Learnt to bake a cake.
Learning to read, write and share.
Pictures of that moment you spent with family.
A great day out
Forever captured in a photograph
Freezing that moment into your mind.
Making it live on in your mind.
In your heart.
Living forever in memory
That moment frozen in any number of photographs.
Just waiting to be brought back to life.
Reminders of the sounds, smells and tastes.
How you felt being around your tribe
Panoramas don’t work well on boats
I tried it because it was fun, my phone pink like our cheeks on the front of the boat. The bow? Starboard? For a girl raised near the ocean, I knew stunningly little about boats. I guess I had alwasy preferred to swim.
It was a wild country, in the fact that no one had bothered to tame it, not that it refused to be tamed--and we felt that same way. We were on a boat, headed to the Arctic Circle and even the boat nodded "yes, yes, yes" as it bobbed up and down beneath our feet.
Trying to take in the emensity of that country went about as well as I thought it would. Panoramas don't work well on boats; the railing of the boat in the picture turned out to be disjointed and hilarious. We laughed at my attempt for serveral seconds, before returning our gaze to the high mountians, the choppy water and the pleasure of firm ground beneath our feet that still bucked and tipped like any good pirate ship could.
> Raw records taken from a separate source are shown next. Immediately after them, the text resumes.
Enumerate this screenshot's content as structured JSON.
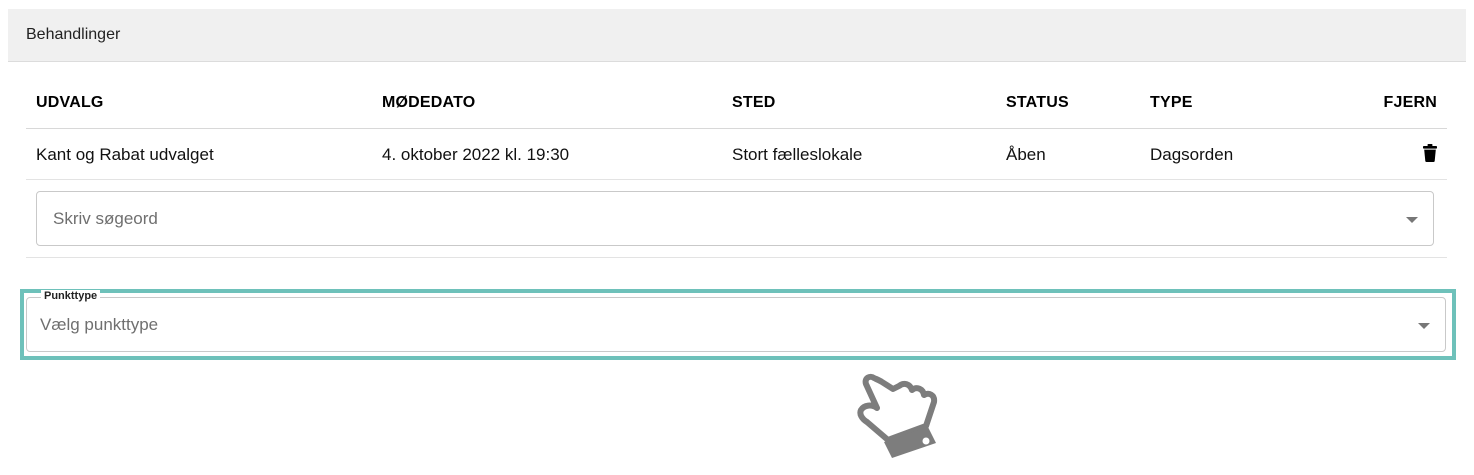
{
  "panel": {
    "title": "Behandlinger"
  },
  "table": {
    "headers": {
      "udvalg": "UDVALG",
      "modedato": "MØDEDATO",
      "sted": "STED",
      "status": "STATUS",
      "type": "TYPE",
      "fjern": "FJERN"
    },
    "rows": [
      {
        "udvalg": "Kant og Rabat udvalget",
        "modedato": "4. oktober 2022 kl. 19:30",
        "sted": "Stort fælleslokale",
        "status": "Åben",
        "type": "Dagsorden",
        "remove_icon": "trash-icon"
      }
    ]
  },
  "search": {
    "placeholder": "Skriv søgeord",
    "icon": "chevron-down-icon"
  },
  "punkttype": {
    "label": "Punkttype",
    "placeholder": "Vælg punkttype",
    "icon": "chevron-down-icon",
    "highlight_color": "#6ec1ba"
  },
  "pointer": {
    "icon": "hand-pointer-icon"
  }
}
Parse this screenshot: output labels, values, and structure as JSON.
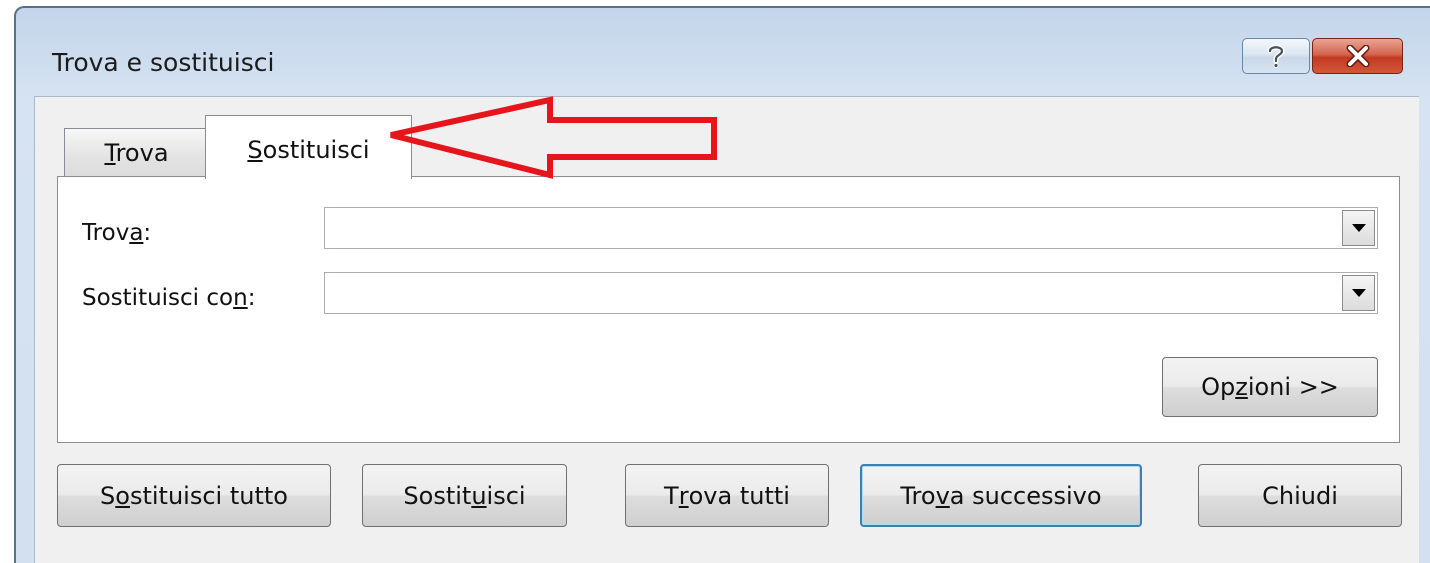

Truth be told, it wasn't a pirate ship, but we were headed to the Arctic Circle and Iceland wasn't a country but a feeling. It refused to be tamed--it was itself. Though we were on our way to adventure at the tip of the world, the ferry itself had tv screens that showed the picks for the icelandic national soccer team for the world cup. As my sister and I puked and filled six paper bags, the kind captian of the boat came down from where he sat on the stormy seas to clean up after us, and to give us more of the paper bags.
We used the clean bags, later, to store cheese as we toured the country that refused to be summed up in a picture, that was too emense for memories, but that still picked soccer teams and had a ship captain who sailed into the Arctic Circle enough that he could leave his helm to clean up after two adventurous girls.